1. In this randomized, double-blind, phase two trial, the use of golimumab led to more C-peptide production, indicative of improved endogenous function, compared to placebo in new type 1 diabetics.
2. Patients that received golimumab used less exogenous insulin compared to placebo.
Evidence Rating Level: 2 (Good)
Study Rundown: TNF-α has been implicated in the pathogenesis of type 1 diabetes. Golimumab is an antibody directed against TNF-α that has been approved for various other autoimmune diseases such as ulcerative colitis and rheumatoid arthritis. This was a randomized, double-blind, placebo-controlled trial of newly diagnosed type 1 diabetics treated with golimumab. The 4-hour C-peptide area under concentration-time curve (AUC) measured at 52 weeks was higher in the golimumab treated group compared to placebo which indicated a higher endogenous insulin production. At 52 weeks, there was a greater increase in insulin use in the placebo group. The trial was limited by the smaller number of participants. Furthermore, clinically relevant endpoints such as reductions in hypoglycemic events and quality of life were not investigated. Understandably given the short duration of the trial, diabetic complications such as retinopathy, neuropathy and nephropathy were not investigated but this will be important information to justify changes in practice in the future. Overall, the authors have demonstrated promising C-peptide responses with the use of golimumab which is indicative of improved beta-cell health but clinically relevant endpoints will be important investigational endpoints in further studies.
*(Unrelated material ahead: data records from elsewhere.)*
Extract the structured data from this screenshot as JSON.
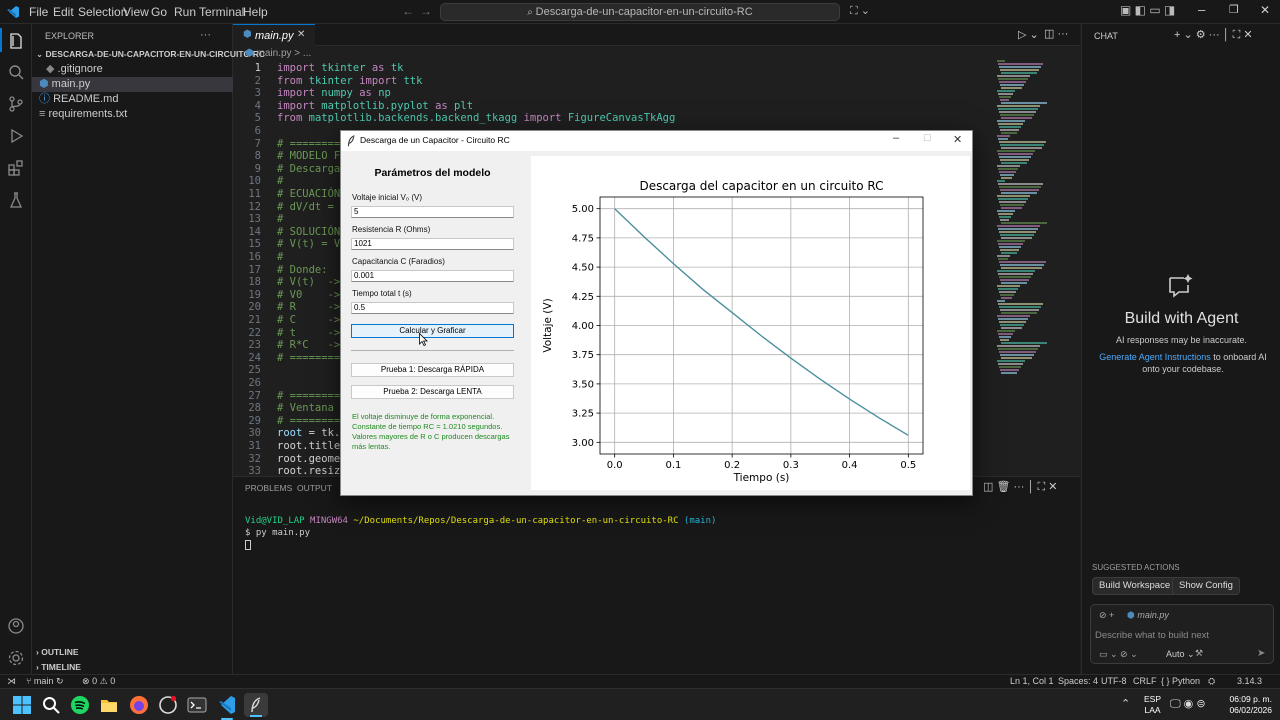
{
  "titlebar": {
    "menus": [
      "File",
      "Edit",
      "Selection",
      "View",
      "Go",
      "Run",
      "Terminal",
      "Help"
    ],
    "search": "Descarga-de-un-capacitor-en-un-circuito-RC"
  },
  "explorer": {
    "header": "EXPLORER",
    "project": "DESCARGA-DE-UN-CAPACITOR-EN-UN-CIRCUITO-RC",
    "files": [
      ".gitignore",
      "main.py",
      "README.md",
      "requirements.txt"
    ],
    "outline": "OUTLINE",
    "timeline": "TIMELINE"
  },
  "editor": {
    "tab": "main.py",
    "breadcrumb": "main.py > ...",
    "lines": [
      "import tkinter as tk",
      "from tkinter import ttk",
      "import numpy as np",
      "import matplotlib.pyplot as plt",
      "from matplotlib.backends.backend_tkagg import FigureCanvasTkAgg",
      "",
      "# ==========",
      "# MODELO FÍS",
      "# Descarga d",
      "#",
      "# ECUACIÓN D",
      "# dV/dt = -",
      "#",
      "# SOLUCIÓN A",
      "# V(t) = V0",
      "#",
      "# Donde:",
      "# V(t)  -> V",
      "# V0    -> V",
      "# R     -> R",
      "# C     -> C",
      "# t     -> T",
      "# R*C   -> C",
      "# ==========",
      "",
      "",
      "# ==========",
      "# Ventana pr",
      "# ==========",
      "root = tk.Tk",
      "root.title(\"",
      "root.geometr",
      "root.resizab"
    ]
  },
  "panel": {
    "tabs": [
      "PROBLEMS",
      "OUTPUT"
    ],
    "prompt_user": "Vid@VID_LAP",
    "prompt_env": "MINGW64",
    "prompt_path": "~/Documents/Repos/Descarga-de-un-capacitor-en-un-circuito-RC",
    "prompt_branch": "(main)",
    "command": "$ py main.py"
  },
  "chat": {
    "header": "CHAT",
    "title": "Build with Agent",
    "subtitle": "AI responses may be inaccurate.",
    "link": "Generate Agent Instructions",
    "link_rest": " to onboard AI onto your codebase.",
    "suggested_header": "SUGGESTED ACTIONS",
    "actions": [
      "Build Workspace",
      "Show Config"
    ],
    "context_file": "main.py",
    "placeholder": "Describe what to build next",
    "mode": "Auto"
  },
  "statusbar": {
    "branch": "main",
    "errors": "0",
    "warnings": "0",
    "position": "Ln 1, Col 1",
    "spaces": "Spaces: 4",
    "encoding": "UTF-8",
    "eol": "CRLF",
    "language": "Python",
    "version": "3.14.3"
  },
  "taskbar": {
    "lang1": "ESP",
    "lang2": "LAA",
    "time": "06:09 p. m.",
    "date": "06/02/2026"
  },
  "tkwindow": {
    "title": "Descarga de un Capacitor - Circuito RC",
    "params_title": "Parámetros del modelo",
    "fields": [
      {
        "label": "Voltaje inicial V₀ (V)",
        "value": "5"
      },
      {
        "label": "Resistencia R (Ohms)",
        "value": "1021"
      },
      {
        "label": "Capacitancia C (Faradios)",
        "value": "0.001"
      },
      {
        "label": "Tiempo total t (s)",
        "value": "0.5"
      }
    ],
    "btn_calc": "Calcular y Graficar",
    "btn_fast": "Prueba 1: Descarga RÁPIDA",
    "btn_slow": "Prueba 2: Descarga LENTA",
    "info": [
      "El voltaje disminuye de forma exponencial.",
      "Constante de tiempo RC = 1.0210 segundos.",
      "Valores mayores de R o C producen descargas",
      "más lentas."
    ]
  },
  "chart_data": {
    "type": "line",
    "title": "Descarga del capacitor en un circuito RC",
    "xlabel": "Tiempo (s)",
    "ylabel": "Voltaje (V)",
    "xlim": [
      -0.025,
      0.525
    ],
    "ylim": [
      2.9,
      5.1
    ],
    "xticks": [
      "0.0",
      "0.1",
      "0.2",
      "0.3",
      "0.4",
      "0.5"
    ],
    "yticks": [
      "3.00",
      "3.25",
      "3.50",
      "3.75",
      "4.00",
      "4.25",
      "4.50",
      "4.75",
      "5.00"
    ],
    "grid": true,
    "color": "#4c8fa0",
    "x": [
      0.0,
      0.05,
      0.1,
      0.15,
      0.2,
      0.25,
      0.3,
      0.35,
      0.4,
      0.45,
      0.5
    ],
    "y": [
      5.0,
      4.76,
      4.53,
      4.31,
      4.11,
      3.91,
      3.72,
      3.54,
      3.37,
      3.21,
      3.06
    ]
  }
}
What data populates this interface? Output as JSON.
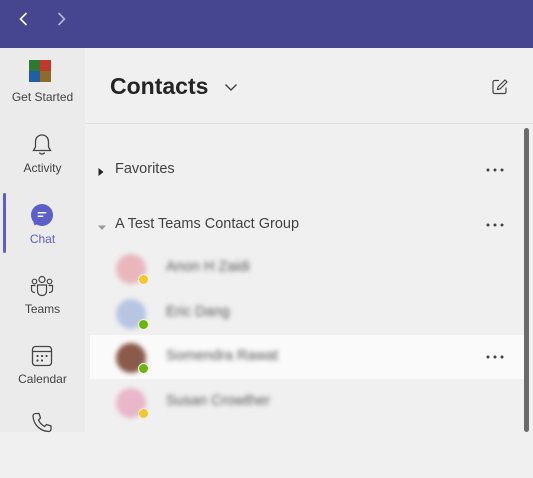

In-Depth [randomized controlled trial]: This was a phase two, double-blind, placebo-controlled, randomized trial examining the the use of golimumab to preserve beta cell function in 84 persons aged 6-21 who were newly diagnosed with type 1 diabetes (randomized within 100 days of diagnosis). The primary endpoint was assessed at 52 weeks. The mean 4-hour C-peptide AUC was higher in the golimumab group (0.64±0.42 vs. 0.43±0.39 pmol per milliliter; p <0.001). The least-squares mean change from baseline for insulin use was lower in the treatment group (0.07 U vs. 0.24 U per kilogram per day, p = 0.001) while HbA1c glycemic targets were similar (7.3±1.5% vs. 7.6±1.2%). The Hodges–Lehmann estimate of the median difference between treatment and placebo for fasting proinsulin to C-peptide was 0.124 (95% CI, 0.064 to 0.184), which indicated the treatment group may have had better beta-cell health. Infections were found in 71% of the treatment group, and 61% of the placebo group; a baseline decrease in neutrophil was higher in the treatment group (29% vs. 19%) where 4 patients had grade 3-4 neutropenia in the golimumab group. Hypoglycemia was higher in the golimumab group (23%) compared to the placebo (7%).